Autor: Iwona Jaskulska, Dariusz Jaskulski, Lech Gałęzewski, Tomasz Knapowski, Wojciech Kozera, Roman Wacławowicz
Jazyk: angličtina
Rok vydání: 2018
Předmět:
Zdroj: Journal of Chemistry, Vol 2018 (2018)
Druh dokumentu: article
ISSN: 2090-9063
2090-9071
DOI: 10.1155/2018/5013825
Popis: The mineral composition of cereal crops, the technological value of grain and flour, as well as bread quality are affected by the genotype, environment, and agronomic management practices. The aim of the research has been to investigate the effect of the environment and agronomic factors on the mineral composition and baking value of winter wheat grain. Opal cultivar grain of the genetically determined prime-quality wheat was obtained in a two-year field experiment (varied soil and weather). The agronomic management practices included tillage (conventional moldboard-plow, reduced ploughless, and strip-till) and nitrogen fertilisation rate (100 kg·N·ha−1, 200 kg·N·ha−1). In the grain samples, the content of macronutrients was assayed: P, K, Mg, Ca, and Na, total protein, and wet gluten as well as sedimentation value.
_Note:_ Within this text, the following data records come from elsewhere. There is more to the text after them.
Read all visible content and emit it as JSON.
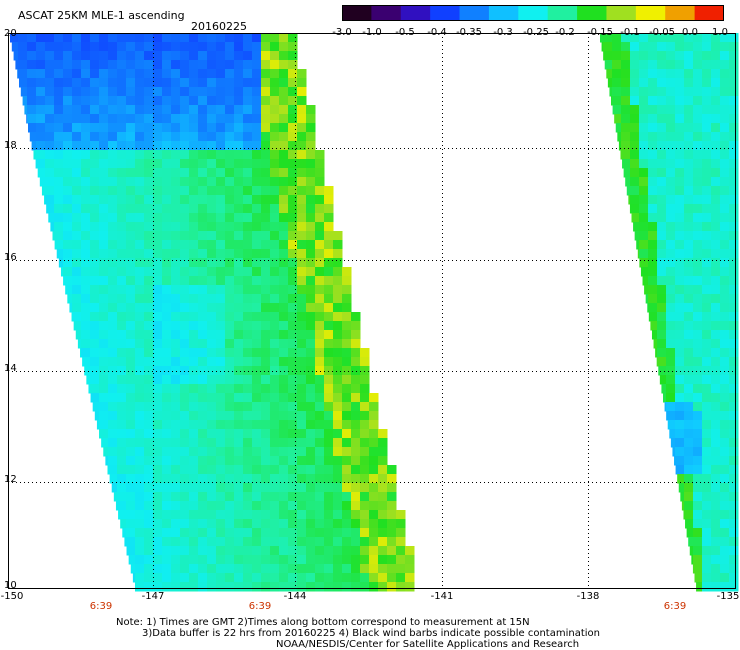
{
  "header": {
    "title": "ASCAT 25KM MLE-1 ascending",
    "date": "20160225"
  },
  "colorbar": {
    "labels": [
      "-3.0",
      "-1.0",
      "-0.5",
      "-0.4",
      "-0.35",
      "-0.3",
      "-0.25",
      "-0.2",
      "-0.15",
      "-0.1",
      "-0.05",
      "0.0",
      "1.0"
    ],
    "colors": [
      "#200020",
      "#3a0070",
      "#3010c0",
      "#1040ff",
      "#1080ff",
      "#10c0ff",
      "#10f0f0",
      "#20f0a0",
      "#20e020",
      "#a0e020",
      "#f0f000",
      "#f0a000",
      "#f02000"
    ]
  },
  "axes": {
    "y_ticks": [
      "20",
      "18",
      "16",
      "14",
      "12",
      "10"
    ],
    "x_ticks": [
      "-150",
      "-147",
      "-144",
      "-141",
      "-138",
      "-135"
    ],
    "time_labels": [
      "6:39",
      "6:39",
      "6:39"
    ]
  },
  "notes": {
    "line1": "Note: 1) Times are GMT 2)Times along bottom correspond to measurement at 15N",
    "line2": "3)Data buffer is 22 hrs from 20160225 4) Black wind barbs indicate possible contamination",
    "line3": "NOAA/NESDIS/Center for Satellite Applications and Research"
  },
  "map_data": {
    "lon_range": [
      -150,
      -135
    ],
    "lat_range": [
      10,
      20
    ],
    "swaths": [
      {
        "name": "left-swath"
      },
      {
        "name": "right-swath"
      }
    ]
  }
}
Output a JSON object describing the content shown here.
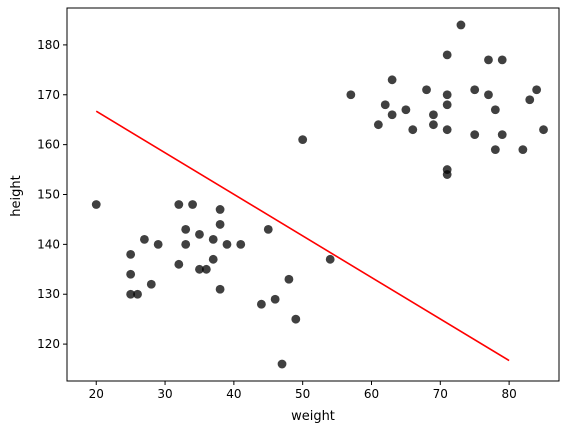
{
  "chart_data": {
    "type": "scatter",
    "xlabel": "weight",
    "ylabel": "height",
    "xlim": [
      15.75,
      87.25
    ],
    "ylim": [
      112.6,
      187.4
    ],
    "xticks": [
      20,
      30,
      40,
      50,
      60,
      70,
      80
    ],
    "yticks": [
      120,
      130,
      140,
      150,
      160,
      170,
      180
    ],
    "grid": false,
    "point_color": "#000000",
    "point_opacity": 0.75,
    "line_color": "#ff0000",
    "points": [
      [
        20,
        148
      ],
      [
        25,
        138
      ],
      [
        25,
        134
      ],
      [
        25,
        130
      ],
      [
        26,
        130
      ],
      [
        27,
        141
      ],
      [
        28,
        132
      ],
      [
        29,
        140
      ],
      [
        32,
        148
      ],
      [
        32,
        136
      ],
      [
        33,
        143
      ],
      [
        33,
        140
      ],
      [
        34,
        148
      ],
      [
        35,
        142
      ],
      [
        35,
        135
      ],
      [
        36,
        135
      ],
      [
        37,
        141
      ],
      [
        37,
        137
      ],
      [
        38,
        147
      ],
      [
        38,
        144
      ],
      [
        38,
        131
      ],
      [
        39,
        140
      ],
      [
        41,
        140
      ],
      [
        44,
        128
      ],
      [
        45,
        143
      ],
      [
        46,
        129
      ],
      [
        47,
        116
      ],
      [
        48,
        133
      ],
      [
        49,
        125
      ],
      [
        50,
        161
      ],
      [
        54,
        137
      ],
      [
        57,
        170
      ],
      [
        61,
        164
      ],
      [
        62,
        168
      ],
      [
        63,
        173
      ],
      [
        63,
        166
      ],
      [
        65,
        167
      ],
      [
        66,
        163
      ],
      [
        68,
        171
      ],
      [
        69,
        166
      ],
      [
        69,
        164
      ],
      [
        71,
        178
      ],
      [
        71,
        170
      ],
      [
        71,
        168
      ],
      [
        71,
        163
      ],
      [
        71,
        155
      ],
      [
        71,
        154
      ],
      [
        73,
        184
      ],
      [
        75,
        171
      ],
      [
        75,
        162
      ],
      [
        77,
        177
      ],
      [
        77,
        170
      ],
      [
        78,
        167
      ],
      [
        78,
        159
      ],
      [
        79,
        177
      ],
      [
        79,
        162
      ],
      [
        82,
        159
      ],
      [
        83,
        169
      ],
      [
        84,
        171
      ],
      [
        85,
        163
      ]
    ],
    "line": {
      "x": [
        20,
        80
      ],
      "y": [
        166.7,
        116.7
      ]
    }
  }
}
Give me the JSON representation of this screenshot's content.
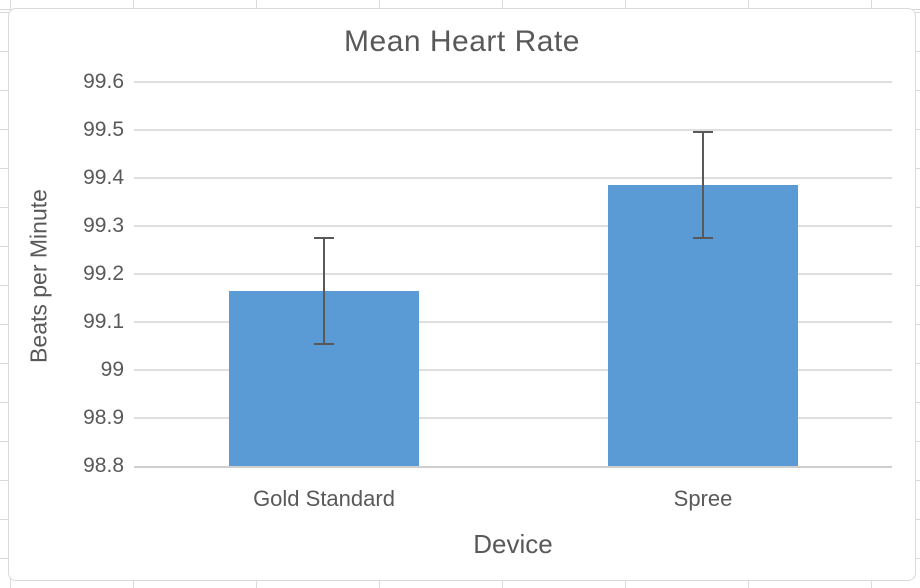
{
  "chart_data": {
    "type": "bar",
    "title": "Mean Heart Rate",
    "xlabel": "Device",
    "ylabel": "Beats per Minute",
    "categories": [
      "Gold Standard",
      "Spree"
    ],
    "values": [
      99.165,
      99.385
    ],
    "error_low": [
      99.055,
      99.275
    ],
    "error_high": [
      99.275,
      99.495
    ],
    "ylim": [
      98.8,
      99.6
    ],
    "ytick_labels": [
      "99.6",
      "99.5",
      "99.4",
      "99.3",
      "99.2",
      "99.1",
      "99",
      "98.9",
      "98.8"
    ],
    "ytick_values": [
      99.6,
      99.5,
      99.4,
      99.3,
      99.2,
      99.1,
      99.0,
      98.9,
      98.8
    ],
    "grid": true,
    "legend_position": "none",
    "colors": {
      "bar": "#5B9BD5",
      "error_bar": "#595959",
      "text": "#595959",
      "gridline": "#dedede",
      "axis_line": "#cfcfcf",
      "chart_border": "#d9d9d9",
      "sheet_gridline": "#d9d9d9"
    }
  }
}
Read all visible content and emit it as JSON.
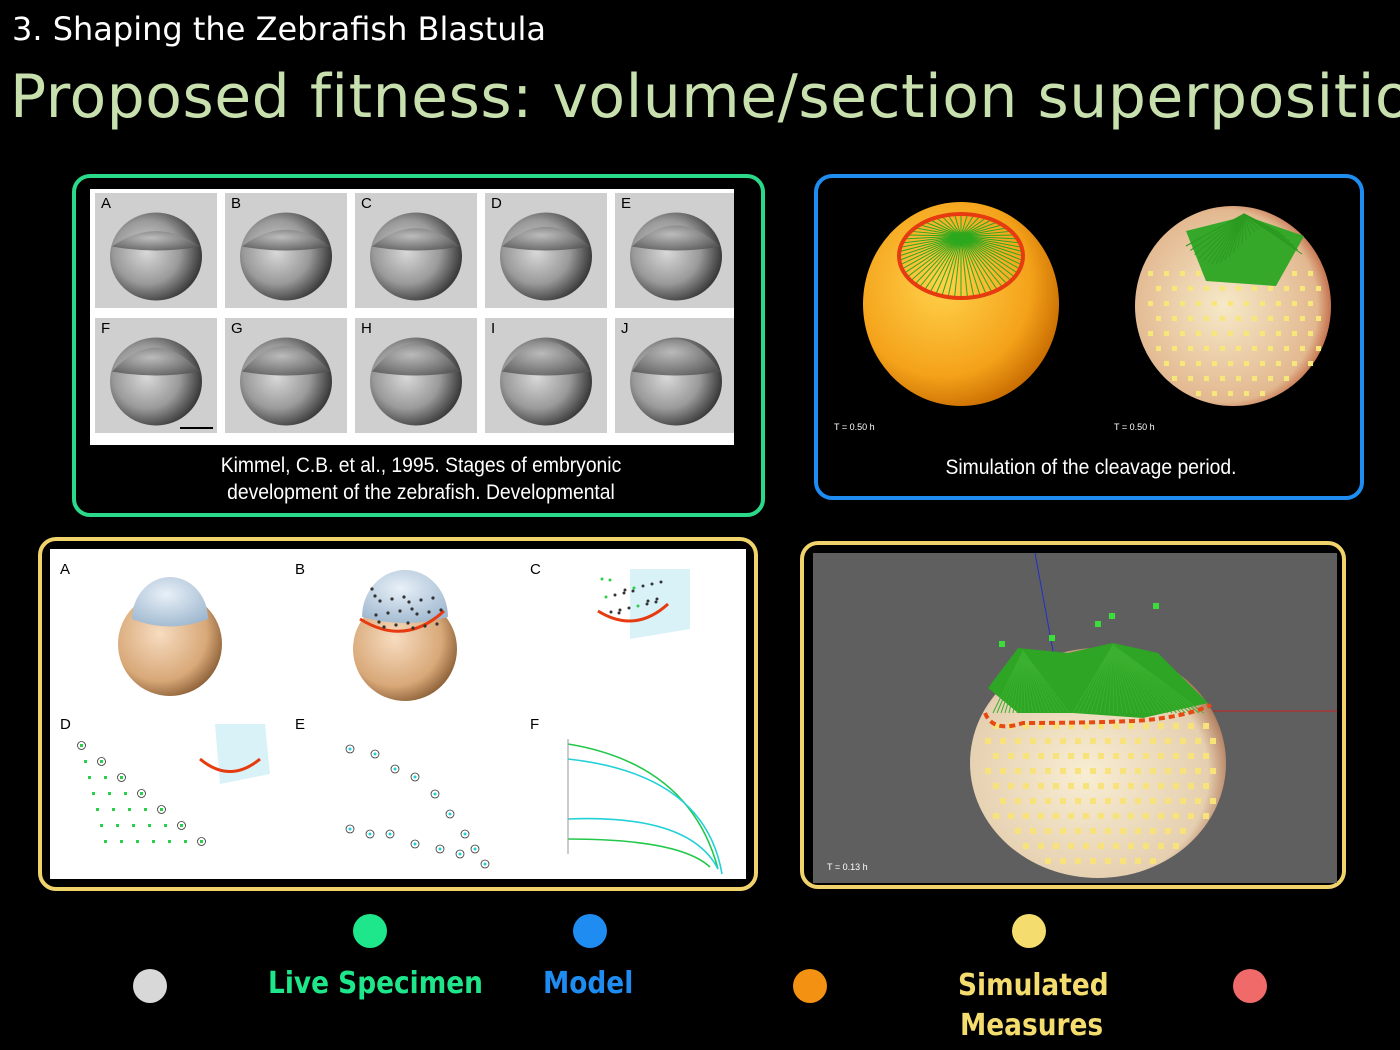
{
  "header": {
    "section_title": "3. Shaping the Zebrafish Blastula",
    "main_title": "Proposed fitness: volume/section superposition"
  },
  "live_panel": {
    "cell_labels": [
      "A",
      "B",
      "C",
      "D",
      "E",
      "F",
      "G",
      "H",
      "I",
      "J"
    ],
    "caption_line1": "Kimmel, C.B. et al., 1995. Stages of embryonic",
    "caption_line2": "development of the zebrafish. Developmental"
  },
  "model_panel": {
    "time_left": "T = 0.50 h",
    "time_right": "T = 0.50 h",
    "caption": "Simulation of the cleavage period."
  },
  "sim_panel_a": {
    "labels": [
      "A",
      "B",
      "C",
      "D",
      "E",
      "F"
    ]
  },
  "sim_panel_b": {
    "time": "T = 0.13 h"
  },
  "legend": {
    "live_label": "Live Specimen",
    "model_label": "Model",
    "sim_label_line1": "Simulated",
    "sim_label_line2": "Measures",
    "colors": {
      "live": "#1ee68a",
      "model": "#1e8cf0",
      "sim": "#f4dc6e",
      "grey": "#d8d8d8",
      "orange": "#f39212",
      "red": "#f06a6a"
    }
  }
}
The colour and the water absorption of flour and its content of protein and ash were determined. Laboratory baking was performed. It was found that the content of protein and gluten in grain, sedimentation value, bread volume, and weight changed depending on the environmental conditions and research years. Tillage and nitrogen rate, despite an effect on the properties of grain and flour, did not differentiate, however, the bread quality. The environmental conditions and agronomic management practices did not have a significant effect on the content of mineral nutrients in grain, except for calcium. The biofortification with mineral nutrients in prime-quality winter wheat cultivar grain by selecting the environmental and agronomic conditions seems more difficult than increasing the content of organic compounds and enhancement of flour and bread parameters.